With a dwindling market for their crude, many U.S. producers are confronting an unavoidable choice: shutting in existing production. Just go out and flip a switch and turn a valve, right? Wrong. Like everything else in the COVID era, shutting in production is complicated. It is the alternative of last resort for producers, whose primary directive is the economic extraction of oil and gas. But with demand for their products crushed, production from some wells no longer makes economic sense. Unfortunately, the process of shutting in wells is charged with contractual, economic and operational issues that the industry is scrambling to deal with. The situation is fraught with uncertainty, and many producers’ futures depend on how decisively they manage the shut-in process. Today, we discuss the urgent need to reduce oil production and the judgments producers will be making as they take wells offline.
Only six months ago, the leading concerns of producers in the Permian, the Bakken and most other U.S. shale plays were related to infrastructure. Would there be enough pipeline takeaway capacity to keep pace with production growth? Would the lack of sufficient gas processing or gas pipeline capacity force a slowdown in crude drilling-and-completion activity? Would new crude export capacity along the Gulf Coast come online fast enough? Those days feel like a distant memory. Nowadays, many U.S. producers are in survival mode. Crude oil prices are in record-low territory as demand has plummeted and storage space at the Cushing, OK, hub and along the Gulf Coast is filling fast.

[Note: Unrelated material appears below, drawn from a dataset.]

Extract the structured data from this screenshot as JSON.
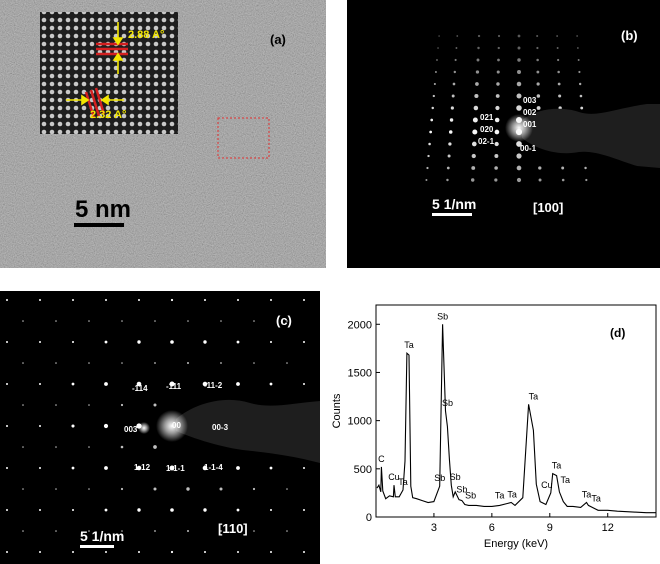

As we discussed last week in How Much More Can I Take, the U.S. supply-demand balance is totally out of whack. The impact of COVID-related social distancing measures on transportation fuels has pulled 3.5 MMb/d of U.S. refining demand out of the crude market. That situation in the U.S. and globally has resulted in a glut of crude, which has weighed down prices. The market’s response has been to adjust the other factors affecting supply and demand: imports, exports and production. When those factors are insufficient, the balance gets pushed into inventory. But storage is filling and as it does, the options for producers to deal with surpluses are narrowing.